しかし、それ以降も、急激に下降することはなく、7月5日に内閣府が発表した5月の景気動向指数の速報値では、3、4月に景気後退の可能性が高いことを表す「悪化」としていた基調判断を「下げ止まり」に上方修正している。これは、景気の現状を捉える一致指数が上昇したためだ。

 

これらの結果、政府は景気について「『緩やかに回復している』という景気の基調は続いている」(茂木経済財政担当相)という判断だ。

 

参院選では、立憲民主党など野党は消費税増税を強硬に反対していたが、反対する理由の一つとして景気の悪化を掲げていた。しかし、景気は緩やかに回復しているのが現実だ。
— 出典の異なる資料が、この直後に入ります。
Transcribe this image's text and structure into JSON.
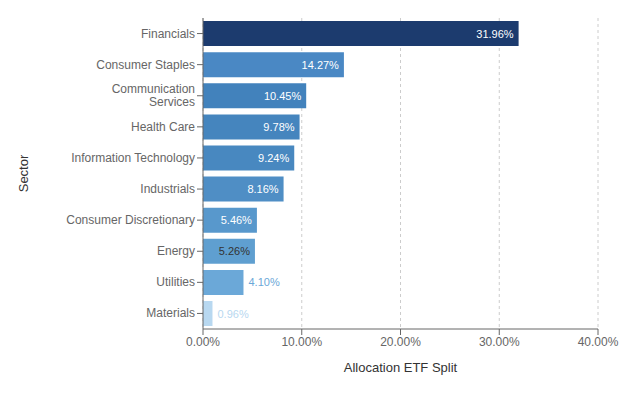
{
  "chart_data": {
    "type": "bar",
    "orientation": "horizontal",
    "categories": [
      "Materials",
      "Utilities",
      "Energy",
      "Consumer Discretionary",
      "Industrials",
      "Information Technology",
      "Health Care",
      "Communication\nServices",
      "Consumer Staples",
      "Financials"
    ],
    "values": [
      0.96,
      4.1,
      5.26,
      5.46,
      8.16,
      9.24,
      9.78,
      10.45,
      14.27,
      31.96
    ],
    "value_labels": [
      "0.96%",
      "4.10%",
      "5.26%",
      "5.46%",
      "8.16%",
      "9.24%",
      "9.78%",
      "10.45%",
      "14.27%",
      "31.96%"
    ],
    "data_labels": true,
    "colors": [
      "#b8d8f0",
      "#6ba8d8",
      "#5f9fd0",
      "#5898cc",
      "#4f8ec5",
      "#4888c0",
      "#4585be",
      "#4282bc",
      "#4a88c4",
      "#1c3b6e"
    ],
    "xlabel": "Allocation ETF Split",
    "ylabel": "Sector",
    "xlim": [
      0,
      40
    ],
    "xticks": [
      {
        "value": 0,
        "label": "0.00%"
      },
      {
        "value": 10,
        "label": "10.00%"
      },
      {
        "value": 20,
        "label": "20.00%"
      },
      {
        "value": 30,
        "label": "30.00%"
      },
      {
        "value": 40,
        "label": "40.00%"
      }
    ],
    "grid": true
  }
}
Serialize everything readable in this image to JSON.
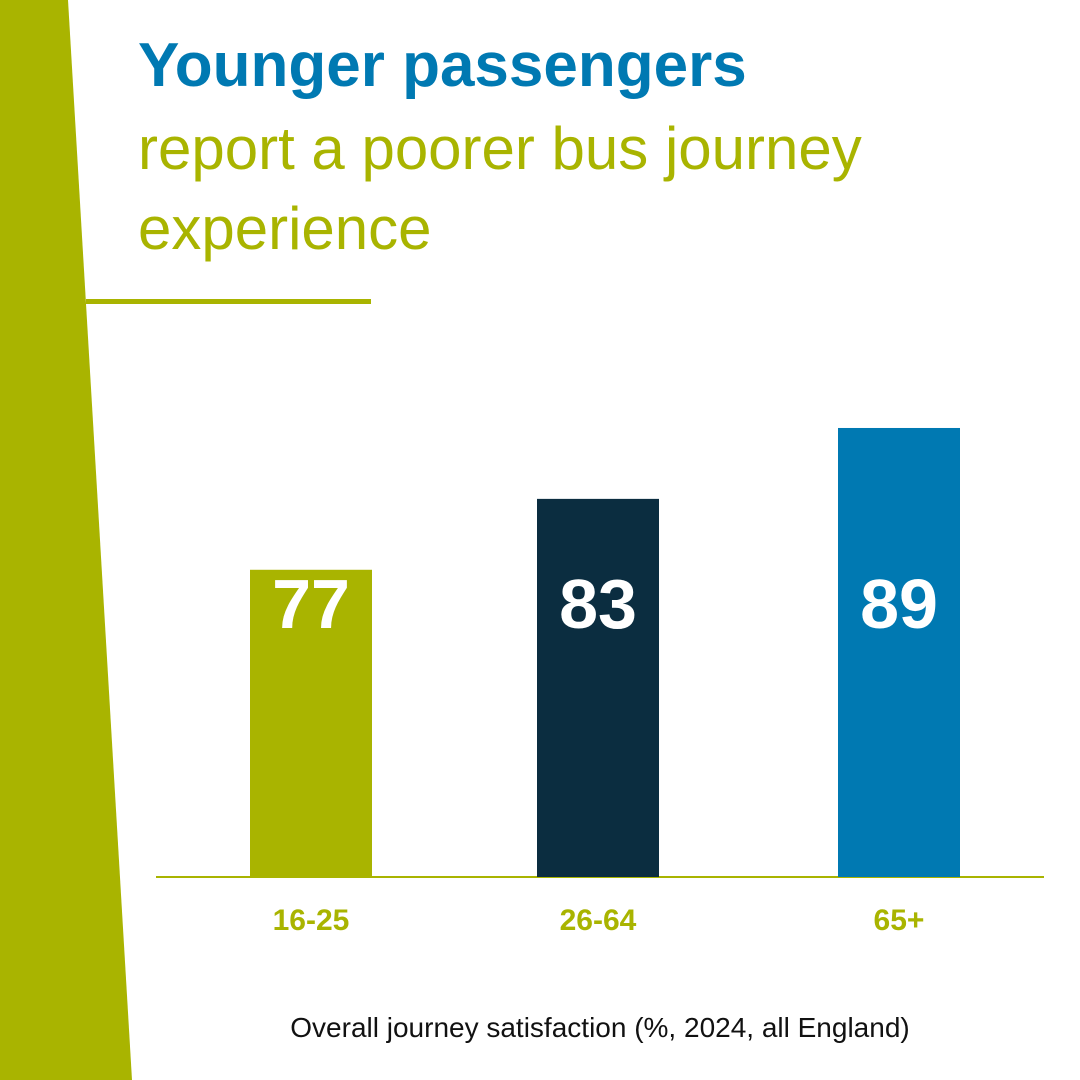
{
  "colors": {
    "accent_green": "#a9b400",
    "accent_blue": "#0079b2",
    "dark_navy": "#0b2d40",
    "bar_label": "#ffffff",
    "caption": "#111111"
  },
  "title": {
    "bold": "Younger passengers",
    "line2": "report a poorer bus journey",
    "line3": "experience"
  },
  "caption": "Overall journey satisfaction (%, 2024, all England)",
  "chart_data": {
    "type": "bar",
    "title": "Younger passengers report a poorer bus journey experience",
    "categories": [
      "16-25",
      "26-64",
      "65+"
    ],
    "values": [
      77,
      83,
      89
    ],
    "data_labels": [
      "77",
      "83",
      "89"
    ],
    "bar_colors": [
      "#a9b400",
      "#0b2d40",
      "#0079b2"
    ],
    "ylim": [
      51,
      100
    ],
    "grid": false,
    "xlabel": "",
    "ylabel": ""
  }
}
そういう意味では、野党の反対論の根拠は薄弱だ。

 

もちろん、景気の先行きは確定的に見通せるものではないことも事実だ。世界経済の影響などで国内景気が悪化することもあり得るだろう。

 

今回の参院選で、消費税の増税について国民が理解を示した形となったが、安倍首相は、テレビ番組で税率アップを予定通りする考えを示す一方で、経済情勢が悪化するような場合については「しっかりと経済状況、世界経済を注視しながら、必要とあれば、躊躇することなく対応していきたい」と述べ、万全な対策をする考えを示している。

 

7月の月例経済報告で示している通り、景気は現在も緩やかな回復を続けている。幼児教育、保育の無償化、社会保障の充実などに利用するための消費税増税を予定通りに行い一方で、何かあれば機動的に対応する。これが「政治の安定」というものだろう。